The Square Kilometre Array (SKA) Science Advisory Committee will make a recommendation on either SA or Australia as the host site if there are sufficient differences between the two bids.
The SKA is a mega-telescope that is about 100 times more sensitive than the biggest existing radio telescope.
SA and Australia are competing to host the telescope and both countries submitted the documents supporting their bids yesterday.
“The reports submitted cover a wide range of information - measurements of radio frequency interference and the physical conditions on the core site in the Northern Cape Karoo and the remote sites spread through SA and the other partner countries, measurements of the ionosphere and troposphere, analysis of the scientific performance of the array,” says the Department of Science and Technology (DST).
It also included designs for the roads, buildings and other infrastructure required, proposals for how 105MW of power can be supplied to the core site in the Karoo and how the remote sites can be powered, how the huge amounts of data can be transported from the telescope dishes in the Karoo and other sites to the central computer and then to the control centre in Cape Town and to science centres in other countries around the world.

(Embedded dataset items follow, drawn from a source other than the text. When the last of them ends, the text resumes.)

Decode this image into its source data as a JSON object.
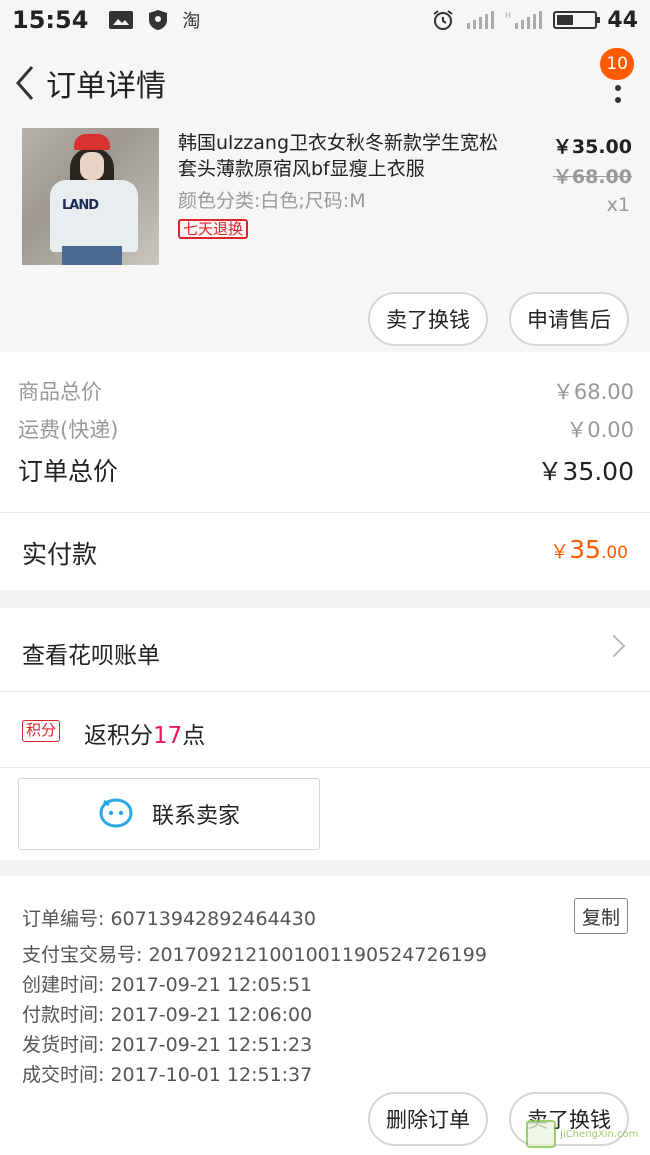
{
  "status_bar": {
    "time": "15:54",
    "taobao_glyph": "淘",
    "battery_level": "44",
    "battery_fill": 0.44,
    "icons": [
      "picture-icon",
      "shield-icon",
      "taobao-icon",
      "alarm-icon",
      "signal-icon",
      "signal-icon",
      "battery-icon"
    ]
  },
  "header": {
    "title": "订单详情",
    "badge": "10"
  },
  "product": {
    "name": "韩国ulzzang卫衣女秋冬新款学生宽松套头薄款原宿风bf显瘦上衣服",
    "spec": "颜色分类:白色;尺码:M",
    "tag": "七天退换",
    "price": "￥35.00",
    "original_price": "￥68.00",
    "quantity": "x1",
    "thumb_text": "LAND",
    "actions": {
      "sell": "卖了换钱",
      "after_sale": "申请售后"
    }
  },
  "summary": {
    "goods_label": "商品总价",
    "goods_value": "￥68.00",
    "shipping_label": "运费(快递)",
    "shipping_value": "￥0.00",
    "total_label": "订单总价",
    "total_value": "￥35.00",
    "paid_label": "实付款",
    "paid_currency": "￥",
    "paid_int": "35",
    "paid_dec": ".00"
  },
  "huabei": {
    "label": "查看花呗账单"
  },
  "points": {
    "tag": "积分",
    "prefix": "返积分",
    "num": "17",
    "suffix": "点"
  },
  "contact": {
    "label": "联系卖家"
  },
  "order_info": {
    "copy": "复制",
    "lines": [
      "订单编号: 60713942892464430",
      "支付宝交易号: 2017092121001001190524726199",
      "创建时间: 2017-09-21 12:05:51",
      "付款时间: 2017-09-21 12:06:00",
      "发货时间: 2017-09-21 12:51:23",
      "成交时间: 2017-10-01 12:51:37"
    ],
    "actions": {
      "delete": "删除订单",
      "sell": "卖了换钱"
    }
  },
  "watermark": "JiChengXin.com",
  "colors": {
    "accent": "#ff5a00",
    "tag_red": "#d9262d",
    "points_pink": "#e61a5a"
  }
}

The submission details the customs and excise duties, work permits and visas, laws affecting how the SKA will operate in SA, working conditions for a highly skilled workforce of scientists and engineers, the financial and economic system, and how security will be provided for the telescope.
The bid documents represent eight years of work.
January recommendation
“Africa will provide a home for the SKA to do revolutionary science. Our bid is a strong, cost-effective and robust proposal for building the Square Kilometre Array in Africa,” says science and technology minister Naledi Pandor.
The bid reports will be evaluated by expert panels and considered by an independent SKA Science Advisory Committee made up of leading international scientists and science administrators, says the DST.
It adds that they may ask for further information or clarification from SA and Australia, which has partnered with New Zealand.
SKA SA project office representatives will meet this committee in the US, in December.
If there are sufficient differences between the two bids, the committee will aim to make a recommendation on a site by January 2012.
“Its recommendation will go to the not-for-profit SKA company, which will be established in November, with about 15 governments as its members. They will consider the recommendation and any other factors they wish to take into account and aim to make a decision by February or March 2012.”
African bid
The African SKA site bid is led by SA's Department of Science and Technology and includes Namibia, Botswana, Mozambique, Madagascar, Zambia, Mauritius, Kenya and Ghana.
The SKA will consist of approximately 3 000 dish-shaped antennae and other hybrid receiving technologies that will be spread over a vast area of up to 3 000km.
Research areas will include observational radio astronomy, radio astronomy instrumentation, digital signal processing, distributed data processing and RF broadband feeds, receivers and cryogenic packages.